Prepare Tests

Usage

This tool is meant to prepare our unit tests for efficient upload and download in our CI pipeline. Our build and test legs run on different machines and hence they must go through a single upload cycle and many download cycles (per test scenario).

The output of our build is ~11GB and that does not really lend itself to being uploaded and downloaded as often as is needed in our tests. Some amount of curation is needed to make that a practical experience. Even if it's as simple as deleting all of the non-unit test directories from our bin folder and using the results as the payload.

Our eventual goal though is to be running on Helix and that environment is optimized for a specific payload structure. Helix consists of Jobs which have a collection of associated Work Items attached to it. Helix will fan out Work Items to a series of machines but it will attempt to schedule many Work Items for the same Job in sequence on the same machine.

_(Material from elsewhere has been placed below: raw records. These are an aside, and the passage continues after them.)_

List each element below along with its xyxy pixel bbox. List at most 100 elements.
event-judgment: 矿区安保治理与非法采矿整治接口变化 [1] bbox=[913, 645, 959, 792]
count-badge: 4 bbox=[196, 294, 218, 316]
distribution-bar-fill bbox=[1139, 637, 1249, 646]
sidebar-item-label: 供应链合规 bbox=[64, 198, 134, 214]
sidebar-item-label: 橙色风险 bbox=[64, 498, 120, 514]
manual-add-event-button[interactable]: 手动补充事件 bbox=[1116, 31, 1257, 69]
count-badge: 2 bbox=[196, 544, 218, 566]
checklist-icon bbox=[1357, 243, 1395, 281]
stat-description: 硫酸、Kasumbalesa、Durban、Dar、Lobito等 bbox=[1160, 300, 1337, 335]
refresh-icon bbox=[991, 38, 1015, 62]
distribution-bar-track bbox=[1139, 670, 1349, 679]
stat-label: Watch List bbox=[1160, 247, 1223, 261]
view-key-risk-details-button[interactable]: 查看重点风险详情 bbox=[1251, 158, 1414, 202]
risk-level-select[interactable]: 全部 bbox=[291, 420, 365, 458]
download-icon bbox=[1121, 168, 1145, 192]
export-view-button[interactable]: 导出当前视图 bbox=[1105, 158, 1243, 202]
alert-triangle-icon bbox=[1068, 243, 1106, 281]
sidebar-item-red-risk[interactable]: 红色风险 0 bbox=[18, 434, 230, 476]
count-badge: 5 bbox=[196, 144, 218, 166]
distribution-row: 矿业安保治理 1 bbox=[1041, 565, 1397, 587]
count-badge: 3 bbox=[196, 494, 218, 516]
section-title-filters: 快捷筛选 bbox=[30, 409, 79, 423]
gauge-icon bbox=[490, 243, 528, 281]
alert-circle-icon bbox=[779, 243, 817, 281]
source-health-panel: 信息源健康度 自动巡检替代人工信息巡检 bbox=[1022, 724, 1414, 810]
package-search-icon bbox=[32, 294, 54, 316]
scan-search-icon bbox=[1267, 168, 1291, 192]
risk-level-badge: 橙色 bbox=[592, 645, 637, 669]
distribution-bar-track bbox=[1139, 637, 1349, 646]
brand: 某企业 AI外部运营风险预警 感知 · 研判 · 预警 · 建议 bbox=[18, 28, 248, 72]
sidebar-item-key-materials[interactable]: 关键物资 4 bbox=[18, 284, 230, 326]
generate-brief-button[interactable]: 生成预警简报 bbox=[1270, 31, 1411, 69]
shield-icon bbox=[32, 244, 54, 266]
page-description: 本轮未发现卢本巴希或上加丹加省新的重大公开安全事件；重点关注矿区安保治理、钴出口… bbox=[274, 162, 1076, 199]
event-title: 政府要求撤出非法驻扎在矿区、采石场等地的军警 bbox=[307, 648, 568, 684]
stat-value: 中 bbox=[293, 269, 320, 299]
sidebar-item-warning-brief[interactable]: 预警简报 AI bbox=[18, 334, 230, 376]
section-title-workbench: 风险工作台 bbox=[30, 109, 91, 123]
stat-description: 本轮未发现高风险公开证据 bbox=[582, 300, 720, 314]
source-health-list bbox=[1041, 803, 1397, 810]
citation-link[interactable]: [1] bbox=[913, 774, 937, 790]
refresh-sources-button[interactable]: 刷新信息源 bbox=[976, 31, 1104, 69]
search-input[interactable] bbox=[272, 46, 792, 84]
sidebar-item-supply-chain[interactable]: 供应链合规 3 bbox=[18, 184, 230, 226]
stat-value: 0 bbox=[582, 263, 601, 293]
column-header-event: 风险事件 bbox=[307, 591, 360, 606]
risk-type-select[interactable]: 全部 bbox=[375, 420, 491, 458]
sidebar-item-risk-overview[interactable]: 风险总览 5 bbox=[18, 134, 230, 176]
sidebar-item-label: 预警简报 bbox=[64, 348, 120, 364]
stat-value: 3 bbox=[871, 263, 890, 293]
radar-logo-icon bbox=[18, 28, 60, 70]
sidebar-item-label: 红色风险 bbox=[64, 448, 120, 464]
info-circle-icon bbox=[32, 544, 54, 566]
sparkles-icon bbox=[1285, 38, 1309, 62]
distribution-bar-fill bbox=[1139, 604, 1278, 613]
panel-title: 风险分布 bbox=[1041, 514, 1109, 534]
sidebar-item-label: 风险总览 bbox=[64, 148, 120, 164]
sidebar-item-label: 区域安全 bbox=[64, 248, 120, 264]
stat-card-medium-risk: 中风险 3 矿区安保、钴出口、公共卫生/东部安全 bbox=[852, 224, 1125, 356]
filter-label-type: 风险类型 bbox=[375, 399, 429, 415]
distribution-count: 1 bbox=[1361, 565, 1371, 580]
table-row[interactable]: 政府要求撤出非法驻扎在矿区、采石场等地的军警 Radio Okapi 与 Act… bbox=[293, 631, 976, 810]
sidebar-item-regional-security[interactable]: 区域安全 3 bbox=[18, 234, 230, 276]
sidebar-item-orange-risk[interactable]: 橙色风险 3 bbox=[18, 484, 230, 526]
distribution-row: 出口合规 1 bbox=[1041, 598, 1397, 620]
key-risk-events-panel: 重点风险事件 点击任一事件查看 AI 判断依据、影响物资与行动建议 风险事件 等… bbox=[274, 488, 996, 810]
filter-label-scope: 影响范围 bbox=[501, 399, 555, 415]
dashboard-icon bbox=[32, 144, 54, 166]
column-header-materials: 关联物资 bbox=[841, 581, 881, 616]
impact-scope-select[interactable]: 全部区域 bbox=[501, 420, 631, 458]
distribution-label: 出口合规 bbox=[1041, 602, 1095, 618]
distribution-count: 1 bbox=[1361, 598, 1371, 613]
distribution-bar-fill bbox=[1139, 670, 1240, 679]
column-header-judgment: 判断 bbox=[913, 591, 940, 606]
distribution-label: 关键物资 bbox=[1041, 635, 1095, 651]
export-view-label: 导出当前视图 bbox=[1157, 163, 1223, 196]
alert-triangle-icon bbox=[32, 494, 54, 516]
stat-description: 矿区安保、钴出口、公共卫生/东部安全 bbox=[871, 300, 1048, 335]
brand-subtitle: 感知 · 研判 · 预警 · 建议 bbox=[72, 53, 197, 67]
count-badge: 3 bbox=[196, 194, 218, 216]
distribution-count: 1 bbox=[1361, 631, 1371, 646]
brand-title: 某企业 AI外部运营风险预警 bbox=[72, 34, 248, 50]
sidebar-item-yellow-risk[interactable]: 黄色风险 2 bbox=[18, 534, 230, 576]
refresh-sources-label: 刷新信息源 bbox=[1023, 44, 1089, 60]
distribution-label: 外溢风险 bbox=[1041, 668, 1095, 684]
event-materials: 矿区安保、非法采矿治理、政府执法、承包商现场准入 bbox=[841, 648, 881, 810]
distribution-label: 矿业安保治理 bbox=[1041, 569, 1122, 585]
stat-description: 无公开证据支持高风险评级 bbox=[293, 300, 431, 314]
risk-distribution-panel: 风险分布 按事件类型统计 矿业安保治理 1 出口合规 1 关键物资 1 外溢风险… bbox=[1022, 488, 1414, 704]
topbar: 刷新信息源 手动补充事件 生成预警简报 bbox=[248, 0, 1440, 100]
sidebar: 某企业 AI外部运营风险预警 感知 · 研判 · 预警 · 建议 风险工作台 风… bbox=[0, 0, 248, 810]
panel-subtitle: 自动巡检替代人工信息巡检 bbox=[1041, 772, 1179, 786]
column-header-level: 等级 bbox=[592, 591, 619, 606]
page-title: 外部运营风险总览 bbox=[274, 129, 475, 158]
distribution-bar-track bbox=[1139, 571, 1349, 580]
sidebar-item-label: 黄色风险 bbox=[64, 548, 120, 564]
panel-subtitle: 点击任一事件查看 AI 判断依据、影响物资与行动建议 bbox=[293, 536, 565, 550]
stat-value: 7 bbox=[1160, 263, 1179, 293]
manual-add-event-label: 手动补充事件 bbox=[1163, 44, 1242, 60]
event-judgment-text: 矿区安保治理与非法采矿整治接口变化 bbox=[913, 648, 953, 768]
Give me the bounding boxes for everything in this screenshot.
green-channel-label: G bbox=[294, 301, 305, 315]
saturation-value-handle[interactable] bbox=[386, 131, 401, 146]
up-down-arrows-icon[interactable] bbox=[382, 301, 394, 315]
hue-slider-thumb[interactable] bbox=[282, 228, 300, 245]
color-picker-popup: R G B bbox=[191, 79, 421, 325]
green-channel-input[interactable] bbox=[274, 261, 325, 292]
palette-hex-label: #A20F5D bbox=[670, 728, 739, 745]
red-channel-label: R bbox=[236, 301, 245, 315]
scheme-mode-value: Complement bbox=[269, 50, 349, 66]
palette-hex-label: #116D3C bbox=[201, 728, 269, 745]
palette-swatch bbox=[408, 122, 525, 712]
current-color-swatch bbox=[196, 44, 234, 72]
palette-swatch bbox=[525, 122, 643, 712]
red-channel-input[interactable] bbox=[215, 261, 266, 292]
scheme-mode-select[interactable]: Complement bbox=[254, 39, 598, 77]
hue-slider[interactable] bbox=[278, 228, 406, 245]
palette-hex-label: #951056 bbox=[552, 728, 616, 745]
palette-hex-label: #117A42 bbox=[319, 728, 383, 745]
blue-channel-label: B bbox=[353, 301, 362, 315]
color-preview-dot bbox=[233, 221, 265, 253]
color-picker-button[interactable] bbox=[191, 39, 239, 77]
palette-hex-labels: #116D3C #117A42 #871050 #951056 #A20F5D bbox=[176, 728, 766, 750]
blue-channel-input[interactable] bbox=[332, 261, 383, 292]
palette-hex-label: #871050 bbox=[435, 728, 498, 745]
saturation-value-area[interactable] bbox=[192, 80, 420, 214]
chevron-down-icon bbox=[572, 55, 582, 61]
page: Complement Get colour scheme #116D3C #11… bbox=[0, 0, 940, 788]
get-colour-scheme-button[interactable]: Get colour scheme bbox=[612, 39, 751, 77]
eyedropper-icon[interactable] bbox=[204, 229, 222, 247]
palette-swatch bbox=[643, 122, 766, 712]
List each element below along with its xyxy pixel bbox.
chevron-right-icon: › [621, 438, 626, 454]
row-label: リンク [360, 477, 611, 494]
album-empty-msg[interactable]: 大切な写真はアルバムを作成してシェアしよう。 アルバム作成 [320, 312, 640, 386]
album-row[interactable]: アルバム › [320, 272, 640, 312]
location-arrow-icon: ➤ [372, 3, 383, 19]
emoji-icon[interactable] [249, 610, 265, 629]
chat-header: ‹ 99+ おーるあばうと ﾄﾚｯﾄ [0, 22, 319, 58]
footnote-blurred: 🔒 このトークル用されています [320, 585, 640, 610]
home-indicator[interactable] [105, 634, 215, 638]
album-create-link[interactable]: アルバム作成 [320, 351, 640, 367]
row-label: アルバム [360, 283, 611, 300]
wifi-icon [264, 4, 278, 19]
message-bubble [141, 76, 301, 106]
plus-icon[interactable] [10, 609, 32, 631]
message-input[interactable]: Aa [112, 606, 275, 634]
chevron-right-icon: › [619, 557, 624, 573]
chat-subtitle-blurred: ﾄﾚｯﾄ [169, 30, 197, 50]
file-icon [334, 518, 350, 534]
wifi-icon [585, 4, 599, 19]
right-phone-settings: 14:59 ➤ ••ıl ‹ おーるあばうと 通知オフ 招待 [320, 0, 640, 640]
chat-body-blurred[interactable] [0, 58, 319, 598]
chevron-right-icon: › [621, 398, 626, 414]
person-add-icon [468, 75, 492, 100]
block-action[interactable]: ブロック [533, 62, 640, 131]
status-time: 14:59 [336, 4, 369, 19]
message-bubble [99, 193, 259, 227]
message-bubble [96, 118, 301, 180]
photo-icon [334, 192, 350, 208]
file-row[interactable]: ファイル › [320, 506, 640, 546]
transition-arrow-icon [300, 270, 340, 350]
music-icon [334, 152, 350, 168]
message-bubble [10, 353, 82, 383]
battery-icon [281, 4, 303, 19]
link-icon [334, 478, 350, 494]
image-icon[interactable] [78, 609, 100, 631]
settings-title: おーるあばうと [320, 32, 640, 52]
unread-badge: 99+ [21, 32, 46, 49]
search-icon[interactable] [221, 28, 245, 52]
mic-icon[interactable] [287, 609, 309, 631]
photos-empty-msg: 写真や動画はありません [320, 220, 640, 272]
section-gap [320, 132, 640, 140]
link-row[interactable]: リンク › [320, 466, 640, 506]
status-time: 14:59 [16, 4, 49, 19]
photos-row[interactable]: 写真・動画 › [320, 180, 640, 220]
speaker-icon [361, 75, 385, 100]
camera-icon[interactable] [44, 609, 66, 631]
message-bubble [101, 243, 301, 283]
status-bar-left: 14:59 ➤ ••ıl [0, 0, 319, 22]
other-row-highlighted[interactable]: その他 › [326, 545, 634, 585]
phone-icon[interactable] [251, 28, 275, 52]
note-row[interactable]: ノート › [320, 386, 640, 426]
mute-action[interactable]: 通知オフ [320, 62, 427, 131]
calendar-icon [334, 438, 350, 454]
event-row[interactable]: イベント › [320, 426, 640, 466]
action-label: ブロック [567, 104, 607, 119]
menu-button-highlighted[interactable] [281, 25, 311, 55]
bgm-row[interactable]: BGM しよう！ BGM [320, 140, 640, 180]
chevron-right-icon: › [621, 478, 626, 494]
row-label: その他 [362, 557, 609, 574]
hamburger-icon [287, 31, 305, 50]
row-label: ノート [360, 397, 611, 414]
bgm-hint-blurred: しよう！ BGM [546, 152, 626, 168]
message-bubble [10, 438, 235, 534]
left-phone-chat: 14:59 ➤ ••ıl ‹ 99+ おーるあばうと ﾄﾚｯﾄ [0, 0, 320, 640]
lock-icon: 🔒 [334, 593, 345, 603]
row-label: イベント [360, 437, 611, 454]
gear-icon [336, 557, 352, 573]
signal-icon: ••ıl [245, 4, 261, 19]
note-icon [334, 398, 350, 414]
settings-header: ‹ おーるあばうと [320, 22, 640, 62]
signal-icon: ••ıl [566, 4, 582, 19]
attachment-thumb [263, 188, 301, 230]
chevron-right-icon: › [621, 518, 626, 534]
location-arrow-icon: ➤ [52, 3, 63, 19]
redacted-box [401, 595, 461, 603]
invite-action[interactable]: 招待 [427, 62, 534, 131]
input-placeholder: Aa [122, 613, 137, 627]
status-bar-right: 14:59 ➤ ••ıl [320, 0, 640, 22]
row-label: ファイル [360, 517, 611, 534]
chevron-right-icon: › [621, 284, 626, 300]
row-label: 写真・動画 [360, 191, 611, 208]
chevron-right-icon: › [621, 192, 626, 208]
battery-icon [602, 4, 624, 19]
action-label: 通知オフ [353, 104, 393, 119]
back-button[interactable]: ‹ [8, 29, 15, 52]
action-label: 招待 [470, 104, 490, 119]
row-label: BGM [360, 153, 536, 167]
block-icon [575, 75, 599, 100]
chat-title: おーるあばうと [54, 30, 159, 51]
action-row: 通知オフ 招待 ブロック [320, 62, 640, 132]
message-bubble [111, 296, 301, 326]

To support that scheduling Helix wants the payloads structured in the following manner:

Correlated payload: there is one per job and that is on disk for every Work Item in the Job. Given that the schedule attempts to re-use the same machine for Work Items in a Job this means the correlated payload is only downloaded based on the number of machines used, not the number of Work Items scheduled.
Work Item payload: this is downloaded whenever a work item is executed. There is no re-use here hence this should be as small as possible.

In Roslyn terms the Job is effectively a single unit test DLL and the Work Items are the partitions that RunTests creates over them. Although in Helix there will be a lot more partitions.

This tool effectively optimizes our payload for the Helix case. All of the duplicate files in our build are structured into a single payload. That will eventually become our correlation payload. What is left in the unit test directory is unique to that test and hence is about as minimum as it can get.

Given that the end goal is Helix, and we need some sort of test data manipulation now, I thought it best to just insert that tool here rather than having an intermediate step.

Implementation

This tool recognizes that a large number of the artifacts in our output directory are duplicates. For example consider how many times Microsoft.CodeAnalysis.dll gets copied around during our build (quite a bit).

The tool uses that information to the following effect:

Create a payload directory, testPayload, that the tool will populate
Crack every DLL in the bin directory, read it's MVID, and keep a list of all file paths which are this MVID
Create a directory, .duplicates, in testPayload
For each MVID that has multiple copies create a hard link in .duplicates where the name is the MVID.
For every other file in bin which is not a duplicate create a hard link in .duplicates with the same relative path.
Create a file, rehydrate.cmd, that will restore all the duplicate files by creating a hard link into .duplicates. This file will be run on the test machine.

This reduces our test payload size to ~1.5GB.

Note: yes in many ways this is similar to hard linking during build. The difference being that this is much more effective because build hard linking isn't perfect and also it creates a handy correlation payload for us.